Commissioned artists will be drawing on a variety of source material–family oral histories, documents, photographs–to examine their own relationship to the Great Migration through a variety of investigations and platforms. Building on this process, the Institute will invite local teachers as well as educators from cities where the exhibition will travel to engage with the ideas and process of the exhibition–those of the history of the Great Migration as well as ideas about public memory, self-determination, and resilience –through the lens of primary source materials. Teachers will actively explore questions such as: What can we learn by investigating the documents, photographs, and other items within archives and collections? What is missing from these materials? How do we understand these absences? How can these materials be used in the classroom to teach critical thinking, problem-solving, and creative response skills? What does it mean to understand the present by exploring the past?
Through an intensive week spent in Jackson, MS, teachers will investigate ways in which engagement with primary sources can be embedded within classroom learning. Using the Mississippi Museum of Art as a home base, teachers will spend time at the Mississippi Department of Archives and History, at the Mississippi Civil Rights Museum, at the Museum of Mississippi History, as well as with local and national experts around related topics. As a culminating project for the week, teachers will develop a thematic unit that will become part of a TGM resource guide for educators.
About the Institute
- Learn about the historical context surrounding the Great Migration at the Two Mississippi Museums—Museum of Mississippi History and Mississippi Civil Rights Museum.
- Explore A Movement in Every Direction: Legacies of the Great Migration, the exhibit at the Mississippi Museum of Art featuring twelve of the most acclaimed African American artists working today. These commissioned works examine the profound impact of the Great Migration on the social and cultural life of the United States.
- Experience The Negro Motorist Green Book, on display at the Two Mississippi Museums July 2–September 25, 2022.
- Conduct research at the state archives, and discover primary sources to share with your students.
- Create materials that introduce themes of the Great Migration to your students.
- Workshops will be led by staff from both museums, as well as educators from Facing History and Ourselves. Facing History and Ourselves will connect the Great Migration to identity, memory, and legacy.

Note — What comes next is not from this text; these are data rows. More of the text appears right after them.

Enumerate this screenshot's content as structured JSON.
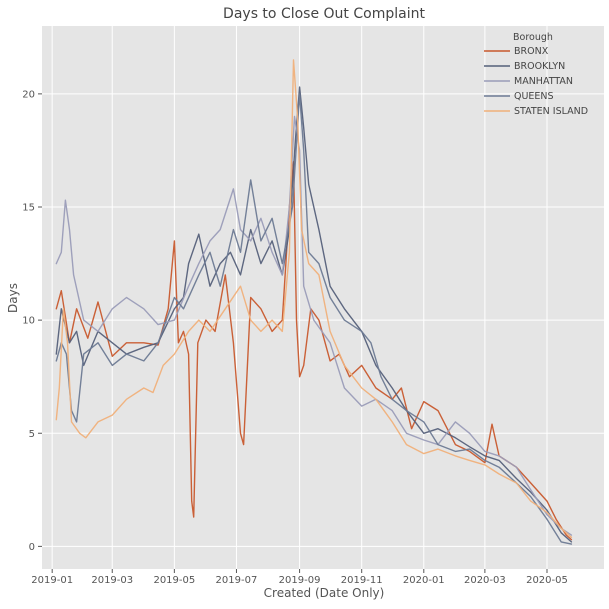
{
  "chart_data": {
    "type": "line",
    "title": "Days to Close Out Complaint",
    "xlabel": "Created (Date Only)",
    "ylabel": "Days",
    "xlim": [
      "2018-12-22",
      "2020-06-26"
    ],
    "ylim": [
      -1,
      23
    ],
    "xticks": [
      "2019-01",
      "2019-03",
      "2019-05",
      "2019-07",
      "2019-09",
      "2019-11",
      "2020-01",
      "2020-03",
      "2020-05"
    ],
    "yticks": [
      0,
      5,
      10,
      15,
      20
    ],
    "grid": true,
    "legend": {
      "title": "Borough",
      "placement": "top-right"
    },
    "background": "#e5e5e5",
    "series": [
      {
        "name": "BRONX",
        "color": "#c8582d",
        "points": [
          [
            "2019-01-05",
            10.5
          ],
          [
            "2019-01-10",
            11.3
          ],
          [
            "2019-01-18",
            9.0
          ],
          [
            "2019-01-25",
            10.5
          ],
          [
            "2019-02-05",
            9.2
          ],
          [
            "2019-02-15",
            10.8
          ],
          [
            "2019-03-01",
            8.4
          ],
          [
            "2019-03-15",
            9.0
          ],
          [
            "2019-04-01",
            9.0
          ],
          [
            "2019-04-15",
            8.9
          ],
          [
            "2019-04-25",
            10.5
          ],
          [
            "2019-05-01",
            13.5
          ],
          [
            "2019-05-05",
            9.0
          ],
          [
            "2019-05-10",
            9.5
          ],
          [
            "2019-05-15",
            8.5
          ],
          [
            "2019-05-18",
            2.0
          ],
          [
            "2019-05-20",
            1.3
          ],
          [
            "2019-05-24",
            9.0
          ],
          [
            "2019-06-01",
            10.0
          ],
          [
            "2019-06-10",
            9.5
          ],
          [
            "2019-06-20",
            12.0
          ],
          [
            "2019-06-28",
            9.0
          ],
          [
            "2019-07-05",
            5.0
          ],
          [
            "2019-07-08",
            4.5
          ],
          [
            "2019-07-15",
            11.0
          ],
          [
            "2019-07-25",
            10.5
          ],
          [
            "2019-08-05",
            9.5
          ],
          [
            "2019-08-15",
            10.0
          ],
          [
            "2019-08-22",
            15.0
          ],
          [
            "2019-08-26",
            17.0
          ],
          [
            "2019-08-29",
            10.0
          ],
          [
            "2019-09-01",
            7.5
          ],
          [
            "2019-09-05",
            8.0
          ],
          [
            "2019-09-12",
            10.5
          ],
          [
            "2019-09-20",
            10.0
          ],
          [
            "2019-10-01",
            8.2
          ],
          [
            "2019-10-10",
            8.5
          ],
          [
            "2019-10-20",
            7.5
          ],
          [
            "2019-11-01",
            8.0
          ],
          [
            "2019-11-15",
            7.0
          ],
          [
            "2019-12-01",
            6.5
          ],
          [
            "2019-12-10",
            7.0
          ],
          [
            "2019-12-20",
            5.2
          ],
          [
            "2020-01-01",
            6.4
          ],
          [
            "2020-01-15",
            6.0
          ],
          [
            "2020-02-01",
            4.5
          ],
          [
            "2020-02-15",
            4.2
          ],
          [
            "2020-03-01",
            3.7
          ],
          [
            "2020-03-08",
            5.4
          ],
          [
            "2020-03-15",
            4.0
          ],
          [
            "2020-04-01",
            3.5
          ],
          [
            "2020-04-15",
            2.8
          ],
          [
            "2020-05-01",
            2.0
          ],
          [
            "2020-05-10",
            1.2
          ],
          [
            "2020-05-20",
            0.5
          ],
          [
            "2020-05-25",
            0.3
          ]
        ]
      },
      {
        "name": "BROOKLYN",
        "color": "#55607a",
        "points": [
          [
            "2019-01-05",
            8.5
          ],
          [
            "2019-01-10",
            10.5
          ],
          [
            "2019-01-18",
            9.0
          ],
          [
            "2019-01-25",
            9.5
          ],
          [
            "2019-02-01",
            8.0
          ],
          [
            "2019-02-15",
            9.5
          ],
          [
            "2019-03-01",
            9.0
          ],
          [
            "2019-03-15",
            8.5
          ],
          [
            "2019-04-01",
            8.8
          ],
          [
            "2019-04-15",
            9.0
          ],
          [
            "2019-05-01",
            10.5
          ],
          [
            "2019-05-10",
            11.0
          ],
          [
            "2019-05-15",
            12.5
          ],
          [
            "2019-05-25",
            13.8
          ],
          [
            "2019-06-05",
            11.5
          ],
          [
            "2019-06-15",
            12.5
          ],
          [
            "2019-06-25",
            13.0
          ],
          [
            "2019-07-05",
            12.0
          ],
          [
            "2019-07-15",
            14.0
          ],
          [
            "2019-07-25",
            12.5
          ],
          [
            "2019-08-05",
            13.5
          ],
          [
            "2019-08-15",
            12.0
          ],
          [
            "2019-08-22",
            14.0
          ],
          [
            "2019-08-28",
            18.0
          ],
          [
            "2019-09-01",
            20.3
          ],
          [
            "2019-09-05",
            18.5
          ],
          [
            "2019-09-10",
            16.0
          ],
          [
            "2019-09-20",
            14.0
          ],
          [
            "2019-10-01",
            11.5
          ],
          [
            "2019-10-15",
            10.5
          ],
          [
            "2019-11-01",
            9.5
          ],
          [
            "2019-11-15",
            8.0
          ],
          [
            "2019-12-01",
            7.0
          ],
          [
            "2019-12-15",
            6.0
          ],
          [
            "2020-01-01",
            5.0
          ],
          [
            "2020-01-15",
            5.2
          ],
          [
            "2020-02-01",
            4.8
          ],
          [
            "2020-02-15",
            4.4
          ],
          [
            "2020-03-01",
            4.0
          ],
          [
            "2020-03-15",
            3.8
          ],
          [
            "2020-04-01",
            3.0
          ],
          [
            "2020-04-15",
            2.4
          ],
          [
            "2020-05-01",
            1.6
          ],
          [
            "2020-05-15",
            0.6
          ],
          [
            "2020-05-25",
            0.2
          ]
        ]
      },
      {
        "name": "MANHATTAN",
        "color": "#9a9cb8",
        "points": [
          [
            "2019-01-05",
            12.5
          ],
          [
            "2019-01-10",
            13.0
          ],
          [
            "2019-01-14",
            15.3
          ],
          [
            "2019-01-18",
            14.0
          ],
          [
            "2019-01-22",
            12.0
          ],
          [
            "2019-02-01",
            10.0
          ],
          [
            "2019-02-15",
            9.5
          ],
          [
            "2019-03-01",
            10.5
          ],
          [
            "2019-03-15",
            11.0
          ],
          [
            "2019-04-01",
            10.5
          ],
          [
            "2019-04-15",
            9.8
          ],
          [
            "2019-05-01",
            10.0
          ],
          [
            "2019-05-15",
            11.5
          ],
          [
            "2019-05-25",
            12.5
          ],
          [
            "2019-06-05",
            13.5
          ],
          [
            "2019-06-15",
            14.0
          ],
          [
            "2019-06-28",
            15.8
          ],
          [
            "2019-07-05",
            14.0
          ],
          [
            "2019-07-15",
            13.5
          ],
          [
            "2019-07-25",
            14.5
          ],
          [
            "2019-08-05",
            13.0
          ],
          [
            "2019-08-15",
            12.0
          ],
          [
            "2019-08-22",
            15.0
          ],
          [
            "2019-08-27",
            19.0
          ],
          [
            "2019-09-01",
            17.5
          ],
          [
            "2019-09-05",
            11.5
          ],
          [
            "2019-09-15",
            10.0
          ],
          [
            "2019-10-01",
            9.0
          ],
          [
            "2019-10-15",
            7.0
          ],
          [
            "2019-11-01",
            6.2
          ],
          [
            "2019-11-15",
            6.5
          ],
          [
            "2019-12-01",
            6.0
          ],
          [
            "2019-12-15",
            5.0
          ],
          [
            "2020-01-01",
            4.7
          ],
          [
            "2020-01-15",
            4.5
          ],
          [
            "2020-02-01",
            5.5
          ],
          [
            "2020-02-15",
            5.0
          ],
          [
            "2020-03-01",
            4.2
          ],
          [
            "2020-03-15",
            4.0
          ],
          [
            "2020-04-01",
            3.5
          ],
          [
            "2020-04-15",
            2.5
          ],
          [
            "2020-05-01",
            1.4
          ],
          [
            "2020-05-15",
            0.8
          ],
          [
            "2020-05-25",
            0.5
          ]
        ]
      },
      {
        "name": "QUEENS",
        "color": "#6d7a94",
        "points": [
          [
            "2019-01-05",
            8.2
          ],
          [
            "2019-01-10",
            9.0
          ],
          [
            "2019-01-15",
            8.5
          ],
          [
            "2019-01-20",
            6.0
          ],
          [
            "2019-01-25",
            5.5
          ],
          [
            "2019-02-01",
            8.5
          ],
          [
            "2019-02-15",
            9.0
          ],
          [
            "2019-03-01",
            8.0
          ],
          [
            "2019-03-15",
            8.5
          ],
          [
            "2019-04-01",
            8.2
          ],
          [
            "2019-04-15",
            9.0
          ],
          [
            "2019-05-01",
            11.0
          ],
          [
            "2019-05-10",
            10.5
          ],
          [
            "2019-05-25",
            12.0
          ],
          [
            "2019-06-05",
            13.0
          ],
          [
            "2019-06-15",
            11.5
          ],
          [
            "2019-06-28",
            14.0
          ],
          [
            "2019-07-05",
            13.0
          ],
          [
            "2019-07-15",
            16.2
          ],
          [
            "2019-07-25",
            13.5
          ],
          [
            "2019-08-05",
            14.5
          ],
          [
            "2019-08-15",
            12.5
          ],
          [
            "2019-08-25",
            15.0
          ],
          [
            "2019-09-01",
            20.0
          ],
          [
            "2019-09-05",
            17.5
          ],
          [
            "2019-09-10",
            13.0
          ],
          [
            "2019-09-20",
            12.5
          ],
          [
            "2019-10-01",
            11.0
          ],
          [
            "2019-10-15",
            10.0
          ],
          [
            "2019-11-01",
            9.5
          ],
          [
            "2019-11-10",
            9.0
          ],
          [
            "2019-11-20",
            7.5
          ],
          [
            "2019-12-01",
            6.5
          ],
          [
            "2019-12-15",
            6.0
          ],
          [
            "2020-01-01",
            5.5
          ],
          [
            "2020-01-15",
            4.5
          ],
          [
            "2020-02-01",
            4.2
          ],
          [
            "2020-02-15",
            4.3
          ],
          [
            "2020-03-01",
            3.8
          ],
          [
            "2020-03-15",
            3.5
          ],
          [
            "2020-04-01",
            2.8
          ],
          [
            "2020-04-15",
            2.2
          ],
          [
            "2020-05-01",
            1.2
          ],
          [
            "2020-05-15",
            0.2
          ],
          [
            "2020-05-25",
            0.1
          ]
        ]
      },
      {
        "name": "STATEN ISLAND",
        "color": "#f0b07a",
        "points": [
          [
            "2019-01-05",
            5.6
          ],
          [
            "2019-01-08",
            7.0
          ],
          [
            "2019-01-12",
            10.5
          ],
          [
            "2019-01-16",
            9.0
          ],
          [
            "2019-01-20",
            5.5
          ],
          [
            "2019-01-28",
            5.0
          ],
          [
            "2019-02-03",
            4.8
          ],
          [
            "2019-02-15",
            5.5
          ],
          [
            "2019-03-01",
            5.8
          ],
          [
            "2019-03-15",
            6.5
          ],
          [
            "2019-04-01",
            7.0
          ],
          [
            "2019-04-10",
            6.8
          ],
          [
            "2019-04-20",
            8.0
          ],
          [
            "2019-05-01",
            8.5
          ],
          [
            "2019-05-15",
            9.5
          ],
          [
            "2019-05-25",
            10.0
          ],
          [
            "2019-06-05",
            9.5
          ],
          [
            "2019-06-20",
            10.5
          ],
          [
            "2019-07-05",
            11.5
          ],
          [
            "2019-07-15",
            10.0
          ],
          [
            "2019-07-25",
            9.5
          ],
          [
            "2019-08-05",
            10.0
          ],
          [
            "2019-08-15",
            9.5
          ],
          [
            "2019-08-22",
            13.0
          ],
          [
            "2019-08-26",
            21.5
          ],
          [
            "2019-08-30",
            19.0
          ],
          [
            "2019-09-03",
            14.0
          ],
          [
            "2019-09-10",
            12.5
          ],
          [
            "2019-09-20",
            12.0
          ],
          [
            "2019-10-01",
            9.5
          ],
          [
            "2019-10-15",
            8.0
          ],
          [
            "2019-11-01",
            7.0
          ],
          [
            "2019-11-15",
            6.5
          ],
          [
            "2019-12-01",
            5.5
          ],
          [
            "2019-12-15",
            4.5
          ],
          [
            "2020-01-01",
            4.1
          ],
          [
            "2020-01-15",
            4.3
          ],
          [
            "2020-02-01",
            4.0
          ],
          [
            "2020-02-15",
            3.8
          ],
          [
            "2020-03-01",
            3.6
          ],
          [
            "2020-03-15",
            3.2
          ],
          [
            "2020-04-01",
            2.8
          ],
          [
            "2020-04-15",
            2.0
          ],
          [
            "2020-05-01",
            1.5
          ],
          [
            "2020-05-15",
            0.8
          ],
          [
            "2020-05-25",
            0.4
          ]
        ]
      }
    ]
  }
}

- Meet acclaimed writer and educator Eve Ewing. She is the award-winning author of four books: the poetry collections Electric Arches and 1919, the nonfiction work Ghosts in the Schoolyard: Racism and School Closings on Chicago’s South Side, and most recently a novel for young readers, Maya and the Robot. Ewing is also an assistant professor at the Crown Family School of Social Work, Policy, and Practice at the University of Chicago. She uses archival materials in her work to connect and engage readers with history, including the Great Migration when her own grandmother moved from Mississippi to Chicago.
Applicants
This workshop will welcome twenty K–12 teachers made up of both in-state and national educators. Teachers from Mississippi, as well as Baltimore, Brooklyn, Los Angeles, and other cities where Mississippians settled during the Great Migration, will receive priority.
- Dates: July 18-22, 2022
- In-state stipend: $500
- Out-of-state stipend: $1200
- Hotels and lunches covered by institute
- CEUs will be offered.
- Application opens January 12 and closes February 28, 2022.